Furthermore, whilst some reference ranges vary depending on your age and gender, many are standard across the board, meaning the same range is used for a five-year-old girl or a fifty-year-old man. These are two entirely different humans though with different nutritional needs, different risk factors for disease and different patterns of growth and development, so what may be ideal for one may not be ideal for the other. This is why blood test results must always be interpreted of the context of the individual patient - their age, gender, family history, medical history, nutritional requirements and more should all play a part in determining whether or not their blood tests are indicative of ‘good health’.
In clinic, we also look at patterns on blood tests, such as changes that are occurring over time. We might notice a slow, albeit persistent decrease in iron levels, or perhaps a slow but steady increase in total cholesterol. It is so important we take note of such changes, determine why they are occurring and put in place strategies to fix or prevent it, before it becomes a problem.
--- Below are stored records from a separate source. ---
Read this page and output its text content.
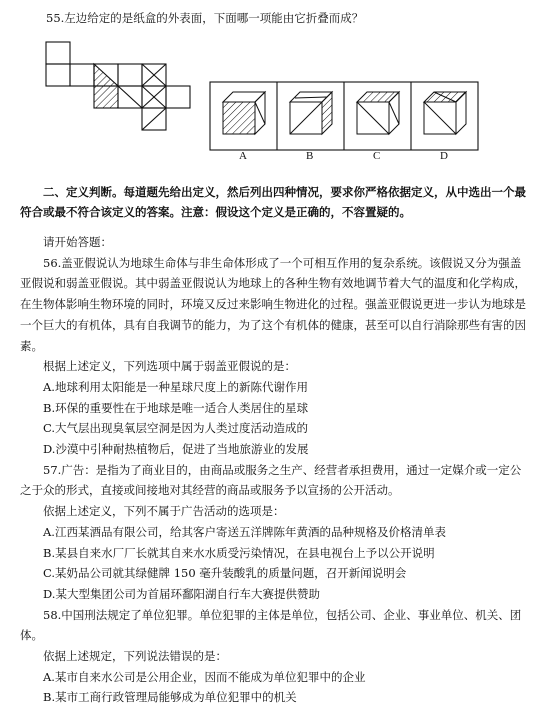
55.左边给定的是纸盒的外表面，下面哪一项能由它折叠而成？
A	B	C	D

二、定义判断。每道题先给出定义，然后列出四种情况，要求你严格依据定义，从中选出一个最符合或最不符合该定义的答案。注意：假设这个定义是正确的，不容置疑的。

请开始答题：

56.盖亚假说认为地球生命体与非生命体形成了一个可相互作用的复杂系统。该假说又分为强盖亚假说和弱盖亚假说。其中弱盖亚假说认为地球上的各种生物有效地调节着大气的温度和化学构成，在生物体影响生物环境的同时，环境又反过来影响生物进化的过程。强盖亚假说更进一步认为地球是一个巨大的有机体，具有自我调节的能力，为了这个有机体的健康，甚至可以自行消除那些有害的因素。

根据上述定义，下列选项中属于弱盖亚假说的是：

A.地球利用太阳能是一种星球尺度上的新陈代谢作用

B.环保的重要性在于地球是唯一适合人类居住的星球

C.大气层出现臭氧层空洞是因为人类过度活动造成的

D.沙漠中引种耐热植物后，促进了当地旅游业的发展

57.广告：是指为了商业目的，由商品或服务之生产、经营者承担费用，通过一定媒介或一定公之于众的形式，直接或间接地对其经营的商品或服务予以宣扬的公开活动。

依据上述定义，下列不属于广告活动的选项是：

A.江西某酒品有限公司，给其客户寄送五洋牌陈年黄酒的品种规格及价格清单表

B.某县自来水厂厂长就其自来水水质受污染情况，在县电视台上予以公开说明

C.某奶品公司就其绿健牌 150 毫升装酸乳的质量问题，召开新闻说明会

D.某大型集团公司为首届环鄱阳湖自行车大赛提供赞助

58.中国刑法规定了单位犯罪。单位犯罪的主体是单位，包括公司、企业、事业单位、机关、团体。

依据上述规定，下列说法错误的是：

A.某市自来水公司是公用企业，因而不能成为单位犯罪中的企业

B.某市工商行政管理局能够成为单位犯罪中的机关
One of the key tenets of naturopathy is holistic and preventative healthcare, so preventing an issue before it arises is integral to our job.
As a naturopath, I encourage my patients to take responsibility for their health and ask questions if things don’t add up. The reference ranges given on blood tests are meant to serve only as a guide; they are a measure of average, not optimal. If you’ve been told your blood tests were “all fine” and yet you’re still experiencing symptoms, seek a second opinion! After all, it’s your health and you have to be your own biggest advocate.